Я ХОЧУ ВОЗНЕСТИ МОЮ ЛИЧНОСТЬ НА ПИНАКЛЬ
Когда кассир ловчит со счетами, директор может прятаться за шкафом, подстерегая нескромного служащего. Писать значит ловчить? Не знаю, но знаю наверняка, что директор может явиться в любую минуту, и тогда я сгорю от стыда. Но нет же читателя, который может вызвать такое смятение! А если какой-нибудь умник станет меня обвинять, рассмеюсь и только: боюсь-то я себя.
Что значит мысль: “я потерянный человек” или “я ничего не ищу”? Достаточно ли следующего допущения: “Я не умру, не сыграв этой роли; дабы хранить молчание, мне следовало бы не умирать”. Да и другие извинения! — затхлый запах тишины — или: тишина — позиция воображаемая и самая “литературная” из всех позиций. Каких только нет уверток: я думаю, пишу, чтобы знать ничего не знать о том, как не быть тряпкой.
Я хочу, чтобы ничего больше не было слышно, но разговоры и крики продолжаются; почему же я боюсь услышать собственный голос? И это даже не боязнь, но страх, ужас. Да заставьте же меня замолчать (посмейте только!), залатайте мне губы, как латают старые раны!
Я знаю, что спускаюсь живьем не то чтобы в склеп, скорее — в братскую могилу, спускаюсь нагим (словно девка в борделе), без всякой тени величественности, без единого проблеска сознания. Осмелюсь ли заявить: “Я не отступаю, никому и никогда не доверяюсь, дам похоронить себя живьем”? Ведь если кто-то меня пожалеет, захочет спасти, я смирюсь; эти мысли вызывают во мне трусливое отвращение. Уж лучше увидеть, что сделать ничего нельзя (разве только невольно довести меня до смятения), что все так и ждут, когда я замолчу.
Что есть смешное? Смешное как зло? Как абсолютное зло? Смешное, нечто определяя, отрицает самое себя. Смешным является то, чего мне недостает сил вынести. Так уж сложилось: смешное не является таковым целиком и полностью, в противном случае с ним можно смириться: стало быть, анализ элементов смешного (вот удобный способ избежать его власти) остается тщетным во всякого рода окончательных формулировках. Смешное — в других — в несчетном их числе; а посередине, как ни крути, я сам, словно в море волна.

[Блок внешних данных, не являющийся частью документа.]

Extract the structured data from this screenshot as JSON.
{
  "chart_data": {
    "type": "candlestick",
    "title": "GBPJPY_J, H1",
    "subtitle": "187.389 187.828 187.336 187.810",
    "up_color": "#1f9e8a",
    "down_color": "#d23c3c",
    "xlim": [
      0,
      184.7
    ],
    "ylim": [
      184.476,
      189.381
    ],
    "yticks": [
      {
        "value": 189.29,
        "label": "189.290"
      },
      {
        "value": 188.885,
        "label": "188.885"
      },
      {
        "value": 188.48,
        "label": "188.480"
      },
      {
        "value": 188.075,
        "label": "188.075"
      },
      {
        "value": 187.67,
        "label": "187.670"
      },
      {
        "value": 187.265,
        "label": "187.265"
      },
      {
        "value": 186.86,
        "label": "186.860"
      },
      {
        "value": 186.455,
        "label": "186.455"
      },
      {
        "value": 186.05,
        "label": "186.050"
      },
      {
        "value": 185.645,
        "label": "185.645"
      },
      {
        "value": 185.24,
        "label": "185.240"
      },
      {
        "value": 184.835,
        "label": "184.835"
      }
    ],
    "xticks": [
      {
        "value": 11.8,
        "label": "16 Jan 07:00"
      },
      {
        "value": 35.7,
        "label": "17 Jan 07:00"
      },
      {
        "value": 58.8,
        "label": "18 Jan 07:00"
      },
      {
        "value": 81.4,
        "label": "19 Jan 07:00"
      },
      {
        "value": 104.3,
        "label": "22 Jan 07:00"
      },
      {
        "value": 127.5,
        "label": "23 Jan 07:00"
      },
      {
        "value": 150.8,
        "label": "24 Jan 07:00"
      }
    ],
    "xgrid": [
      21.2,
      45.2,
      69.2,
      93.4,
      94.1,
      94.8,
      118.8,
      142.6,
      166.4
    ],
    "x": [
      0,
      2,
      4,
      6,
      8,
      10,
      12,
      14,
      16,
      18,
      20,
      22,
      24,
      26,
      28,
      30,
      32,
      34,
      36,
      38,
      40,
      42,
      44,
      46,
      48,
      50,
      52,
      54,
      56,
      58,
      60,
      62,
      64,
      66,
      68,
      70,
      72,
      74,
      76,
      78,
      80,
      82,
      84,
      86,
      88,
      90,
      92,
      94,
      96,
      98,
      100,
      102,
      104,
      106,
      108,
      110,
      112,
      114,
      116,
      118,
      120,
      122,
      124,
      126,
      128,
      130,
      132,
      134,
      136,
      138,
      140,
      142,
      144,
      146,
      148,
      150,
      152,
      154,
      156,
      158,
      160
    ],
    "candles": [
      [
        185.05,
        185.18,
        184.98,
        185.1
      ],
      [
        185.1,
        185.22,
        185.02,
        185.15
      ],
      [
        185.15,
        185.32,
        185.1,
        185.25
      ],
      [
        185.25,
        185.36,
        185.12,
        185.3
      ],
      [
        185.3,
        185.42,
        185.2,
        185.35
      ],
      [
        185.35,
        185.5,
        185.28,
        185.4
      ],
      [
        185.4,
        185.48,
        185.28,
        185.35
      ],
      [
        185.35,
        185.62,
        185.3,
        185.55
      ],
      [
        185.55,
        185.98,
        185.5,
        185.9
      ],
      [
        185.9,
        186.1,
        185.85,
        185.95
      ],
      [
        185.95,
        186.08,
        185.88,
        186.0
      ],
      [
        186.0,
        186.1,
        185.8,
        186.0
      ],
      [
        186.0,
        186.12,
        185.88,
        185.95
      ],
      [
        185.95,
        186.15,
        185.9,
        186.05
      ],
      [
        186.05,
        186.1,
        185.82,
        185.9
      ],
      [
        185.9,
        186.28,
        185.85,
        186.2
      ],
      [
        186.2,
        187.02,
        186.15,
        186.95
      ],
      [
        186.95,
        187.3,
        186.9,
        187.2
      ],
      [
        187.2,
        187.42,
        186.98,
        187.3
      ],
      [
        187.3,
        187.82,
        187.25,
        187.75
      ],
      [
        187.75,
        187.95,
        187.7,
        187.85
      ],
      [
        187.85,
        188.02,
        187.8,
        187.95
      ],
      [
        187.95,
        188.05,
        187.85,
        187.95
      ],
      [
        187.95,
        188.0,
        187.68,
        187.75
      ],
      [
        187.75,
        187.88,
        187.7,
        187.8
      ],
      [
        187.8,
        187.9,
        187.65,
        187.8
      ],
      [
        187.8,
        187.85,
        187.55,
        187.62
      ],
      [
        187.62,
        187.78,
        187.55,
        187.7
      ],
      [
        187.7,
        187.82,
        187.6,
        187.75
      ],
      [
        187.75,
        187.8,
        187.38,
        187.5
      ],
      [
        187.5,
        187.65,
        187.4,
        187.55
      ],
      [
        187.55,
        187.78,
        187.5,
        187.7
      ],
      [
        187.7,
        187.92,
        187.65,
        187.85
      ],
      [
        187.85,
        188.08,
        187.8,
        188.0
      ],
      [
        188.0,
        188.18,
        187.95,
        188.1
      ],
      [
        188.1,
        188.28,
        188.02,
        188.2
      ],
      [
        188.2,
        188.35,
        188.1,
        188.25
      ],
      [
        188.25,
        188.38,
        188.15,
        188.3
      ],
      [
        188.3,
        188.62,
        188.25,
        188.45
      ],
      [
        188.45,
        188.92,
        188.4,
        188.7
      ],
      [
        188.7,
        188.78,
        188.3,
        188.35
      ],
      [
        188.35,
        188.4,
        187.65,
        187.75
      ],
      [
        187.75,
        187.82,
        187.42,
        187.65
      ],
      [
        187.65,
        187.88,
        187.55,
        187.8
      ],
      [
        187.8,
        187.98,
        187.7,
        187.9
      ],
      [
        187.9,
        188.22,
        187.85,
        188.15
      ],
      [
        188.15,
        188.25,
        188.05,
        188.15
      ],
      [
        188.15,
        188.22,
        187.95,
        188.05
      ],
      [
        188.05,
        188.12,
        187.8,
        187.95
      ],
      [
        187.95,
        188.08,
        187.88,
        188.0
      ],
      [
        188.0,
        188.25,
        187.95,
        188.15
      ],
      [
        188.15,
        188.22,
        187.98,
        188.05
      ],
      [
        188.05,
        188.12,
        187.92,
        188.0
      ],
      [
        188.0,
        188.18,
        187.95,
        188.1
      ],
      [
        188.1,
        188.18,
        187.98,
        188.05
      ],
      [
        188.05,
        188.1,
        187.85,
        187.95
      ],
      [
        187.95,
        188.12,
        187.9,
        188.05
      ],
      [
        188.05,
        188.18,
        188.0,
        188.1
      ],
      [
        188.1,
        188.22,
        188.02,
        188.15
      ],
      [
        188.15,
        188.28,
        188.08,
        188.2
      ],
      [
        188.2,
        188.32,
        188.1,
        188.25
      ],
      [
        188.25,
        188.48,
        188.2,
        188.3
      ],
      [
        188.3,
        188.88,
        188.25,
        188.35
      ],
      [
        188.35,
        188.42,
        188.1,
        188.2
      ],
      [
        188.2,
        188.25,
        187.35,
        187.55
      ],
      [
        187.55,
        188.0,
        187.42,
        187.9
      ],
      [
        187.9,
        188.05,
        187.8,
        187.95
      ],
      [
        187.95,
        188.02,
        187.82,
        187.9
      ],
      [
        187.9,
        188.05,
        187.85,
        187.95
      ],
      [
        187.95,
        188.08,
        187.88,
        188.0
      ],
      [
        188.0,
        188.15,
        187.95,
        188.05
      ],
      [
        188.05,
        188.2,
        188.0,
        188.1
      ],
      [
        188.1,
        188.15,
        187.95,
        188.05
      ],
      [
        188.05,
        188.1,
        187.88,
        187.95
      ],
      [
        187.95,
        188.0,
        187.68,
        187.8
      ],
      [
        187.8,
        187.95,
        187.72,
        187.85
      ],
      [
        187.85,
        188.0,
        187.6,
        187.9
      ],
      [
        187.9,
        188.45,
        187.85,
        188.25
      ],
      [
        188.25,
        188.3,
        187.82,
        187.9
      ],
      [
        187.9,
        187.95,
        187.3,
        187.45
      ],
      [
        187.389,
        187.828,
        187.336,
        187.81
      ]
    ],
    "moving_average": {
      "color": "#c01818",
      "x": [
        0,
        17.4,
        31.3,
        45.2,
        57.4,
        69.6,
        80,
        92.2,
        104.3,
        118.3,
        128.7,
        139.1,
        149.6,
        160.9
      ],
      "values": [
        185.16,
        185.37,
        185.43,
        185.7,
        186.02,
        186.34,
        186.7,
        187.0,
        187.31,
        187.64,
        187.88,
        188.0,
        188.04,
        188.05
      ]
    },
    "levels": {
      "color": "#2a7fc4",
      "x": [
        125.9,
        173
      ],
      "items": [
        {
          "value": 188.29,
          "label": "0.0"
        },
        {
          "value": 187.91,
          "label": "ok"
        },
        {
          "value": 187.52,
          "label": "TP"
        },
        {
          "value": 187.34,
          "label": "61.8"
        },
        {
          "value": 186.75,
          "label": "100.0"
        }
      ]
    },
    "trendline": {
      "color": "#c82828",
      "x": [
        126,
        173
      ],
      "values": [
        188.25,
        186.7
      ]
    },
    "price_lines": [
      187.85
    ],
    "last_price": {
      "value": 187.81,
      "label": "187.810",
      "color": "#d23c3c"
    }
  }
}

Неподобающая веселость, от которой духу никак не увильнуть, затемняет сознание. Порой ее используют для того, чтобы упрочить — в собственных глазах — иллюзии некоей личной возможности, в противовес бьющему через край ужасу; порой воображают себе, что все может устроиться, если вверить себя темноте.
Я, конечно, шучу, когда от имени сознания утверждаю, что оно отказывается что бы то ни было утверждать; что оно дает волю не только тому, кто говорит, но и тому, кто мыслит.
Дабы уклониться от достигнутых результатов, волнение может обратиться к нескончаемому поиску новизны, большей глупости нельзя и вообразить.
Начиная уважать какую-то смешную мысль, я ее унижаю. А если всякая мысль смешна, если это смешно — думать...
Если я говорю: “Человек есть зеркало, которое отражает кого-то другого", моя мысль находит выражение; все обстоит иначе, если я говорю: “Не верьте синеве небес". Я смешон, когда говорю: “Не верьте синеве небес" в таком тоне, в котором говорит тот, кто выражает свою мысль. Чтобы выразить свою мысль, нужно иметь свою личную идею. Но тогда я изменяю себе: что мне до идеи, я хочу вознести свою личность на пинакль. И этого никак не избежать. Если бы мне надо было сравнять себя с другими, я бы испытывал к себе презрение, которое внушают мне все смешные люди. Чаще всего мы в ужасе отшатываемся от этих безысходных истин, и тогда всякая уловка (философская, утилитарная, мессианская) хороша. Я, может статься, найду какой-нибудь новый выход. Чего тут хитрого: скрежещи зубами, стань добычей наваждений и великих терзаний. Иной раз так изводить себя куда лучше, чем застать себя на месте преступления — вскарабкивающимся на пинакль.